Intel® C++ Compiler Classic Developer Guide and Reference

ID 767249
Date 3/31/2023
Public

A newer version of this document is available. Customers should click here to go to the newest version.

Document Table of Contents

Intrinsics for Converting Half Floats

The half-float or 16-bit float is a popular type in some application domains. The half-float type is regarded as a storage type because although data is often stored as a half-float, computation is never done on values in these type. Usually values are converted to regular 32-bit floats before any computation.

Support for half-float type is restricted to just conversions to/from 32-bit floats. The main benefits of using half float type are:

  • reduced storage requirements
  • less consumption of memory bandwidth and cache
  • accuracy and precision adequate for many applications

Half Float Intrinsics

The half-float intrinsics are provided to convert half-float values to 32-bit floats for computation purposes and, conversely, 32-bit float values to half-float values for data storage purposes.

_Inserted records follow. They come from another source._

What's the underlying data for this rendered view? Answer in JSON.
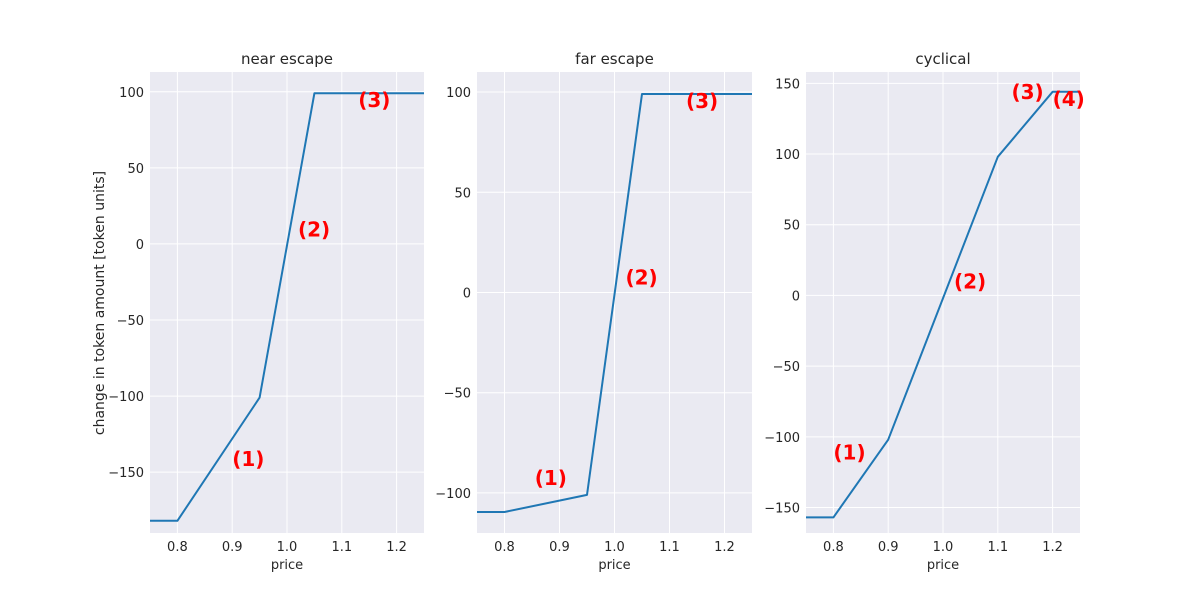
{
  "figure": {
    "shared_ylabel": "change in token amount [token units]",
    "colors": {
      "background": "#ffffff",
      "plot_area": "#eaeaf2",
      "grid": "#ffffff",
      "line": "#1f77b4",
      "annotation": "#ff0000",
      "text": "#262626"
    }
  },
  "chart_data": [
    {
      "type": "line",
      "title": "near escape",
      "xlabel": "price",
      "ylabel": "change in token amount [token units]",
      "xlim": [
        0.75,
        1.25
      ],
      "ylim": [
        -190,
        113
      ],
      "xticks": [
        0.8,
        0.9,
        1.0,
        1.1,
        1.2
      ],
      "xtick_labels": [
        "0.8",
        "0.9",
        "1.0",
        "1.1",
        "1.2"
      ],
      "yticks": [
        -150,
        -100,
        -50,
        0,
        50,
        100
      ],
      "ytick_labels": [
        "−150",
        "−100",
        "−50",
        "0",
        "50",
        "100"
      ],
      "grid": true,
      "series": [
        {
          "x": [
            0.75,
            0.8,
            0.95,
            1.05,
            1.25
          ],
          "y": [
            -182,
            -182,
            -101,
            99,
            99
          ]
        }
      ],
      "annotations": [
        {
          "text": "(1)",
          "x": 0.9,
          "y": -146
        },
        {
          "text": "(2)",
          "x": 1.02,
          "y": 5
        },
        {
          "text": "(3)",
          "x": 1.13,
          "y": 90
        }
      ]
    },
    {
      "type": "line",
      "title": "far escape",
      "xlabel": "price",
      "ylabel": "",
      "xlim": [
        0.75,
        1.25
      ],
      "ylim": [
        -120,
        110
      ],
      "xticks": [
        0.8,
        0.9,
        1.0,
        1.1,
        1.2
      ],
      "xtick_labels": [
        "0.8",
        "0.9",
        "1.0",
        "1.1",
        "1.2"
      ],
      "yticks": [
        -100,
        -50,
        0,
        50,
        100
      ],
      "ytick_labels": [
        "−100",
        "−50",
        "0",
        "50",
        "100"
      ],
      "grid": true,
      "series": [
        {
          "x": [
            0.75,
            0.8,
            0.95,
            1.05,
            1.25
          ],
          "y": [
            -109.5,
            -109.5,
            -101,
            99,
            99
          ]
        }
      ],
      "annotations": [
        {
          "text": "(1)",
          "x": 0.855,
          "y": -96
        },
        {
          "text": "(2)",
          "x": 1.02,
          "y": 4
        },
        {
          "text": "(3)",
          "x": 1.13,
          "y": 92
        }
      ]
    },
    {
      "type": "line",
      "title": "cyclical",
      "xlabel": "price",
      "ylabel": "",
      "xlim": [
        0.75,
        1.25
      ],
      "ylim": [
        -168,
        158
      ],
      "xticks": [
        0.8,
        0.9,
        1.0,
        1.1,
        1.2
      ],
      "xtick_labels": [
        "0.8",
        "0.9",
        "1.0",
        "1.1",
        "1.2"
      ],
      "yticks": [
        -150,
        -100,
        -50,
        0,
        50,
        100,
        150
      ],
      "ytick_labels": [
        "−150",
        "−100",
        "−50",
        "0",
        "50",
        "100",
        "150"
      ],
      "grid": true,
      "series": [
        {
          "x": [
            0.75,
            0.8,
            0.9,
            1.1,
            1.2,
            1.25
          ],
          "y": [
            -157,
            -157,
            -102,
            98,
            144,
            144
          ]
        }
      ],
      "annotations": [
        {
          "text": "(1)",
          "x": 0.8,
          "y": -116
        },
        {
          "text": "(2)",
          "x": 1.02,
          "y": 5
        },
        {
          "text": "(3)",
          "x": 1.125,
          "y": 139
        },
        {
          "text": "(4)",
          "x": 1.2,
          "y": 134
        }
      ]
    }
  ]
}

The intrinsics are translated into library calls that do the actual conversions.

The half-float intrinsics are available on IA-32 and Intel® 64 architectures running supported operating systems. The minimum processor requirement is an Intel® Pentium 4 processor and an operating system supporting Intel® Streaming SIMD Extensions 2 (Intel® SSE2) instructions.

Role of Immediate Byte in Half Float Intrinsic Operations

For all half-float intrinsics an immediate byte controls rounding mode, flush to zero, and other non-volatile set values. The format of the imm8 byte is as shown in the diagram below.

The imm8 value is used for special MXCSR overrides.

In the diagram,

  • MBZ = Most significant Bit is Zero; used for error checking
  • MS1 = 1 : use MXCSR RC, else use imm8.RC
  • SAE = 1 : all exceptions are suppressed
  • MS2 = 1 : use MXCSR FTZ/DAZ control, else use imm8.FTZ/DAZ.

The compiler passes the bits to the library function, with error checking - the most significant bit must be zero.